Question

I've tried using

find . | grep -v '(.ext1|.ext2)$'

But it still returns those files ending with extensions .ext1 and .ext2. Then I tried the following:

ls | grep -v ".ext1$" | grep -v ".ext2$" 

and this works how I want it. Is there another way to do what I'm looking for ? All I want to do is list all files or directories that do NOT end in .ext1 or .ext2.

Was it helpful?

Solution

You have not escaped the . try this . It will work. Remember . needs to be escaped.
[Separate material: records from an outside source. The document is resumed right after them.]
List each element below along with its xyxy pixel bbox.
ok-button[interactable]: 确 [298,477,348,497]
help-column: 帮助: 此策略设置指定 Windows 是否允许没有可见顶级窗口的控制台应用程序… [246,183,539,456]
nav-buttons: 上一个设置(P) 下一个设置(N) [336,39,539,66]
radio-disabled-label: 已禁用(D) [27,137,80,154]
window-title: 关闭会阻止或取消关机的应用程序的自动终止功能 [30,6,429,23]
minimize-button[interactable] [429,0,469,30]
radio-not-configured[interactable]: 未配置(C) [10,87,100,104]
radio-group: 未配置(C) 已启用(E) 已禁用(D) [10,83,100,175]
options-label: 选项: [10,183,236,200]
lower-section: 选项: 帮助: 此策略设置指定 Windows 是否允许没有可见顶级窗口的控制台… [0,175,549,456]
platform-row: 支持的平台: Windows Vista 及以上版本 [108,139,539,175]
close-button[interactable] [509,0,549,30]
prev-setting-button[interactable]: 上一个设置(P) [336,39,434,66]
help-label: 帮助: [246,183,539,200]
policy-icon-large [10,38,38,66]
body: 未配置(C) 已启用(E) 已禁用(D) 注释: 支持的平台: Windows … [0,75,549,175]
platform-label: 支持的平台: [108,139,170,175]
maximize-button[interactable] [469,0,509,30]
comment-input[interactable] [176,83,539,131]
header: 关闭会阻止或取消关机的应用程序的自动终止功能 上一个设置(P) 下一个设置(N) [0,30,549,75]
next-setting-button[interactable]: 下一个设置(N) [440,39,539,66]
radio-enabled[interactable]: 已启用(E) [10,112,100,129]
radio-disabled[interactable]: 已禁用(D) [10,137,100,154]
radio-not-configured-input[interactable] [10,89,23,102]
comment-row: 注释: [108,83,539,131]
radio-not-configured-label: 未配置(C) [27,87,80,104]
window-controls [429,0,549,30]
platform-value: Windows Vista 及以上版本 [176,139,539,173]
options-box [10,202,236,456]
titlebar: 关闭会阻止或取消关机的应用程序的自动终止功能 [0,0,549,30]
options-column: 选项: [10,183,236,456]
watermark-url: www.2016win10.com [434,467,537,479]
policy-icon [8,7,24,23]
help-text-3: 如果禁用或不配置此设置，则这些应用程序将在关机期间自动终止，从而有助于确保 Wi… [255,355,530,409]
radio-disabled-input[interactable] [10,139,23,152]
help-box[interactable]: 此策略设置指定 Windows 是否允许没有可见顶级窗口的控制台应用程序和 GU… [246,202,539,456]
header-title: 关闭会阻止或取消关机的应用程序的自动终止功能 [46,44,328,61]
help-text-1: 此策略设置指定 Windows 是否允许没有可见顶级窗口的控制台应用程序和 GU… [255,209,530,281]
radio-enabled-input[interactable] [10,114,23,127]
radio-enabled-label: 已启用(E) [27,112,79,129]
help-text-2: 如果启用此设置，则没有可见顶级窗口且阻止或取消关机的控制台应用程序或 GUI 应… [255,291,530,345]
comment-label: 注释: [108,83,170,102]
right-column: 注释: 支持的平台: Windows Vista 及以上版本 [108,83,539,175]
ls | grep -v '\.ext1$' | grep -v '\.ext2$' 

same for your find

find . | grep -v '(\.ext1|\.ext2)$'

Hope that helps :)

OTHER TIPS

You can do it all with find:

find . \! -name \*.ext1 \! -name \*.ext2

This should work :

ls | grep "[^(\.ext1|\.ext2)]$"

You are using an extended regular expression (ERE) which requires grep -E or egrep:

find . | grep -E -v '\.(ext1|ext2)$'
find . | egrep   -v '\.(ext1|ext2)$'

I've also escaped the . so it is not treated as a metacharacter.

As you wrote it (grep -v '(.ext1|.ext2)$') the parentheses and pipe are not metacharacters (but . and $ are), so the command would eliminate names such as:

(Xext1|Yext2)
function(Aext1|Bext2)

Where the parentheses and pipe are literally a part of the file name.